The choice of stimulating agents will depend on the signaling and cytokine pathways that are targeted for assessment. Following fixation and RBC lysis, the individual lysed, fixed cell samples from a healthy donor were barcoded, labeled with 26 antibodies against surface markers, permeabilized, and stained with 14 antibodies against cytokines. The limited gating strategy representing the identification of CD14 high monocytes is shown here.

From left to right, each 2D plot represented is a population subset from the parent population that is gated from the 2D plot immediately to the left. Using CD14 high monocytes as representative in eight immune cell subsets, a mass cytometry analysis was performed on peripheral blood samples from a healthy donor at time zero unstimulated and following stimulation with TLR agonist LPS and R848 and the T-cell activator PMA ionomycin. An example of the cytokine induction in CD14 high monocytes is shown and selected cytokines with specificity to the stimulating agent used are depicted.

R848 selectively induces IL-12p40 subunit and MCP1 in CD14 high monocytes while LPS does not. In contrast, PMA ionomycin does not induce cytokines in CD14 high monocytes. Once mastered, the blood stimulations can be done in about seven hours and the barcoding step can get done in just about an hour.

When attempting this procedure, it's important to be mindful of the timing of the steps and to plan ahead accordingly.
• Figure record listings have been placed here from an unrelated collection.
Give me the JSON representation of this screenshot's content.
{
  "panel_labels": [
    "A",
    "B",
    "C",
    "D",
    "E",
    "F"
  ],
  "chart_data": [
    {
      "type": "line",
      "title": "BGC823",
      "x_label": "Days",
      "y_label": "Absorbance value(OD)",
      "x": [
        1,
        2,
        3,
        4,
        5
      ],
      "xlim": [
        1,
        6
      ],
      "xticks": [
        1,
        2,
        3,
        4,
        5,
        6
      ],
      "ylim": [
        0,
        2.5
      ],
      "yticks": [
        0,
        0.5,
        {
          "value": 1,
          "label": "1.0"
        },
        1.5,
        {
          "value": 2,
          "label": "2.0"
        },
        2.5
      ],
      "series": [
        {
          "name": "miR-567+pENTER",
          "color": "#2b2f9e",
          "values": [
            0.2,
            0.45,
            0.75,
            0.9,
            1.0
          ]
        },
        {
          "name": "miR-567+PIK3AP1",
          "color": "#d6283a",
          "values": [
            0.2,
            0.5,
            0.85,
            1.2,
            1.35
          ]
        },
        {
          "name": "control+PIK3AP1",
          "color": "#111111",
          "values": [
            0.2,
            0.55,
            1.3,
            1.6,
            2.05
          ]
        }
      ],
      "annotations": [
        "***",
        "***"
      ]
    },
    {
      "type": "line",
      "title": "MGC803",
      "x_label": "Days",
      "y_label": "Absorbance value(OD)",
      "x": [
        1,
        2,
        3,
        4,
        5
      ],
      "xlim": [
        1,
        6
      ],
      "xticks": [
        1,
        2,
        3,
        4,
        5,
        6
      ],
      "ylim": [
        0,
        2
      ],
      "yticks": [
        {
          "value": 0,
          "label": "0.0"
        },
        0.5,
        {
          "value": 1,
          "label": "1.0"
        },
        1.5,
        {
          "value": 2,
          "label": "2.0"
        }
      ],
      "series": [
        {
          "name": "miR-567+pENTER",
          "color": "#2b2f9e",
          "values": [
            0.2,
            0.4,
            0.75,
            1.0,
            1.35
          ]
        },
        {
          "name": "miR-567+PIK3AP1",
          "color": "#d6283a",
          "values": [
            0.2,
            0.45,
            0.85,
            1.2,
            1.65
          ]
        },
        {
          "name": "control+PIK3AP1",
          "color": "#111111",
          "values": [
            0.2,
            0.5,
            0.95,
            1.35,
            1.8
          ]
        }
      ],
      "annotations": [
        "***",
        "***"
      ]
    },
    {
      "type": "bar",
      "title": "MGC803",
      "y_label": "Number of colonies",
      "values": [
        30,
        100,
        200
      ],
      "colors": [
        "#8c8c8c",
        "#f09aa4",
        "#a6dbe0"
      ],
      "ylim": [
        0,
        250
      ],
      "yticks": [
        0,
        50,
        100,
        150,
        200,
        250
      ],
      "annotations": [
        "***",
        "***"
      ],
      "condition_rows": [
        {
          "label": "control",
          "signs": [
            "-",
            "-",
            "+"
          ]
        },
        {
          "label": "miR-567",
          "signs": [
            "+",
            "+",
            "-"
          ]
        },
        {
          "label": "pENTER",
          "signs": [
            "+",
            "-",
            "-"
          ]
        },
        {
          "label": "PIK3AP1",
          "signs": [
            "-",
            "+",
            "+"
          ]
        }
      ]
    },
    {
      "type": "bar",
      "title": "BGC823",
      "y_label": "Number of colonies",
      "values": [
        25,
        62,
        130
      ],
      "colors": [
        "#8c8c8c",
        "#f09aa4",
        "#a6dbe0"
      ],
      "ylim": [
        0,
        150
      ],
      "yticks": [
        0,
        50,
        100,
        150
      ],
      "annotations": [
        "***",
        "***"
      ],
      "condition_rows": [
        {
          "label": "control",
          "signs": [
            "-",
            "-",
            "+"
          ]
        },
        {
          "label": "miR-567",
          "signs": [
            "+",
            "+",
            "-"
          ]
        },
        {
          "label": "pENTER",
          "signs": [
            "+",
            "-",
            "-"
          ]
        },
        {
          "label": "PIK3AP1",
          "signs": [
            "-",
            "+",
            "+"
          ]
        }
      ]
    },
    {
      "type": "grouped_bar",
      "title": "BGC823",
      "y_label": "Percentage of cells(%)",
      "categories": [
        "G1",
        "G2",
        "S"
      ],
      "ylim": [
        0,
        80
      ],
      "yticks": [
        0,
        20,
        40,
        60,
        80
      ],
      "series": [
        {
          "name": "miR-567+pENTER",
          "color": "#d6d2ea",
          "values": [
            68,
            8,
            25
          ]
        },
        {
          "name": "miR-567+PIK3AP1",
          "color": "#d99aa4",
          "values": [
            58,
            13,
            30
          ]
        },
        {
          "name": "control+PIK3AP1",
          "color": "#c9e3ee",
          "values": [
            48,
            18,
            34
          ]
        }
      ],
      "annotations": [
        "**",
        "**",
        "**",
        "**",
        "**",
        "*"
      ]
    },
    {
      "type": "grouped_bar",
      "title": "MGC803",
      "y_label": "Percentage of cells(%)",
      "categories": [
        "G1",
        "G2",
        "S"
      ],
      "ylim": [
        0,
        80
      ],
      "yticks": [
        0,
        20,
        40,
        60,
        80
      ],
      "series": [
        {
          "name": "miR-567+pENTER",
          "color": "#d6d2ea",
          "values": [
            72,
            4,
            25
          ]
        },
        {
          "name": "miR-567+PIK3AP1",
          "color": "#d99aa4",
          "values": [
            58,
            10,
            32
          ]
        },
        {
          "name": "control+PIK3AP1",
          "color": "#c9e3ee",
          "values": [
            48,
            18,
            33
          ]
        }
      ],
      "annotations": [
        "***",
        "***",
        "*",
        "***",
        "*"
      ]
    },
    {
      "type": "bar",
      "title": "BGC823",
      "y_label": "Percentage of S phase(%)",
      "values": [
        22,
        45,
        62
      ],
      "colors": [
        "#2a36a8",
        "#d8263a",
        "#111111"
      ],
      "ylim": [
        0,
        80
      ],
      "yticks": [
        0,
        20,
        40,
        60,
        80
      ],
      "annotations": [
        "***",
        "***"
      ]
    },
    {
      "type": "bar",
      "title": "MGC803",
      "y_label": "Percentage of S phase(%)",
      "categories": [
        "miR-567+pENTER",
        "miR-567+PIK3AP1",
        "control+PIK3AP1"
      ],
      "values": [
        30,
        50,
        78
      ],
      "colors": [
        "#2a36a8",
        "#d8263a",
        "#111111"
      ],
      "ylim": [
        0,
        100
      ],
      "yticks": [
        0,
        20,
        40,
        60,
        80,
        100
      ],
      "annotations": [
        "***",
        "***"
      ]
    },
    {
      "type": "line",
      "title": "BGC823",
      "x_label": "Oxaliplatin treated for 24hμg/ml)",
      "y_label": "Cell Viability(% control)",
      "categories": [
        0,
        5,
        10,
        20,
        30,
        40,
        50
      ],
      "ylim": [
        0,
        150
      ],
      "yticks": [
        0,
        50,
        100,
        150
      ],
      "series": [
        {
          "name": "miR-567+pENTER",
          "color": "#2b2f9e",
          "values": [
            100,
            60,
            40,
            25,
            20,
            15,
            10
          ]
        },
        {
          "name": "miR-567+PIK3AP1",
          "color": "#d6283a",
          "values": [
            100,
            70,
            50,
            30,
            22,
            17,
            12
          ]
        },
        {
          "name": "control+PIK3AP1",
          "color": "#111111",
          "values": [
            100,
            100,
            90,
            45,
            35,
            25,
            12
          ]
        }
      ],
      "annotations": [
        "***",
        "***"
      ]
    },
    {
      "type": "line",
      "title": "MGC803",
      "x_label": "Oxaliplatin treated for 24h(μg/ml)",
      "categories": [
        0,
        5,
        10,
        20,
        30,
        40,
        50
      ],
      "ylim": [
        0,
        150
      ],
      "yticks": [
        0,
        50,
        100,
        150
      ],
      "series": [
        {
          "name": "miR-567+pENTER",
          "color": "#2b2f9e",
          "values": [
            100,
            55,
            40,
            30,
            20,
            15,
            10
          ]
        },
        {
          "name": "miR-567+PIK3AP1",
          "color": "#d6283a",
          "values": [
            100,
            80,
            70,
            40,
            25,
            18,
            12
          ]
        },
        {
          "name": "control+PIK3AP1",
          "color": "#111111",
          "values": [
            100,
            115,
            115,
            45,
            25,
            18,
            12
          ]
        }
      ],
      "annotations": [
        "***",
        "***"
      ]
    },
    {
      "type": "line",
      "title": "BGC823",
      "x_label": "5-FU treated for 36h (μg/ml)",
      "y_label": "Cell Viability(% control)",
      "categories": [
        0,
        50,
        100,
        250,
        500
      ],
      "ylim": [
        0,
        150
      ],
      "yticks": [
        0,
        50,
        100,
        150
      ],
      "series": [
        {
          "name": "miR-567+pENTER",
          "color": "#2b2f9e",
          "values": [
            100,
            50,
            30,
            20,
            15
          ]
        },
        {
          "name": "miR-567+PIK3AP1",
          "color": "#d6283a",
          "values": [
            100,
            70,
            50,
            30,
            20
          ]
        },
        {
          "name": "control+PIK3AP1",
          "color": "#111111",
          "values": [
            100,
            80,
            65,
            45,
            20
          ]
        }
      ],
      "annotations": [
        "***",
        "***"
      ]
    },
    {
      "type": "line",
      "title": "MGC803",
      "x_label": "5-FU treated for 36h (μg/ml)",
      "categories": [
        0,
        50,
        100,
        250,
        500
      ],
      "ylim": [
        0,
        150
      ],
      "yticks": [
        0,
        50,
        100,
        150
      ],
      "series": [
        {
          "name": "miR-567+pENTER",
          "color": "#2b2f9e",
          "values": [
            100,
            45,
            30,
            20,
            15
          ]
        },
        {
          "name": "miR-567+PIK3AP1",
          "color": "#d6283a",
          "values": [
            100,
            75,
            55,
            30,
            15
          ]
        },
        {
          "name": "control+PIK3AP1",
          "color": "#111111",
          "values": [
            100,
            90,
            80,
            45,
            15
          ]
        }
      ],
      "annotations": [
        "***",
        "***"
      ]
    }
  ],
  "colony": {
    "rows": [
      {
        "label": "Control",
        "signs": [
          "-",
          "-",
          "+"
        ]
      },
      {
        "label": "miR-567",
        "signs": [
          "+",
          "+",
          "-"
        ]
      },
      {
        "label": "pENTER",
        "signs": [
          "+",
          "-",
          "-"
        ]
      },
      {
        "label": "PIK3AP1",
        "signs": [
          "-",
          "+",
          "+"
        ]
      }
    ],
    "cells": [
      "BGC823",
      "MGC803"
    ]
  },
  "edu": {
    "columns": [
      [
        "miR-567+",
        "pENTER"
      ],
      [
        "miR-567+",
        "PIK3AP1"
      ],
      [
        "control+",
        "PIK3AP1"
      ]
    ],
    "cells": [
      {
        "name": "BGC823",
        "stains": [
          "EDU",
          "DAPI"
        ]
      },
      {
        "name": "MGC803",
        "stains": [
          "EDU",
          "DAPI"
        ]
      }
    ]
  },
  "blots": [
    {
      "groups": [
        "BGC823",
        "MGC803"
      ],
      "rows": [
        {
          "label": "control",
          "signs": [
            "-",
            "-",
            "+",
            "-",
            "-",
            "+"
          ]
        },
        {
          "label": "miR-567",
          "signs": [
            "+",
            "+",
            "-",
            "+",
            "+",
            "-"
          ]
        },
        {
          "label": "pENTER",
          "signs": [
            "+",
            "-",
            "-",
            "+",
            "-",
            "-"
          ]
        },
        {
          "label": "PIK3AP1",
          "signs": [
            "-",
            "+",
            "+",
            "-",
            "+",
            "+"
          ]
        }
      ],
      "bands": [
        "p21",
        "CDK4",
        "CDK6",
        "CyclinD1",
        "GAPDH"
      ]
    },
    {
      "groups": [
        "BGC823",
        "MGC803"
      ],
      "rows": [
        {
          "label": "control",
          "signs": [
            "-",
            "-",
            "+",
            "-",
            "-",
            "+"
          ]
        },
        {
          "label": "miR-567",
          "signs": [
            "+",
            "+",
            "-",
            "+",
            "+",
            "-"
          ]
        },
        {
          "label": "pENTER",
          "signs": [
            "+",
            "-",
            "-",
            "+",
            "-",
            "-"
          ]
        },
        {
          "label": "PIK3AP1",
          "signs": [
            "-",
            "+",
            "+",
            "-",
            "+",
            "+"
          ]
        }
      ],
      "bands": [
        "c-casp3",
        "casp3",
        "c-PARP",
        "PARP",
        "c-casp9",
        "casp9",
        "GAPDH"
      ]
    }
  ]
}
Once you have this procedure in place, you can consider altering the blood stimulation conditions in the mass cytometry panel in order to assess the immune cell responses that are specific to your own research aims. After watching this video, you should have a good understanding of how to elicit cytokine responses from whole blood samples and how to pool multiple samples into a barcoded set for mass cytometry analysis.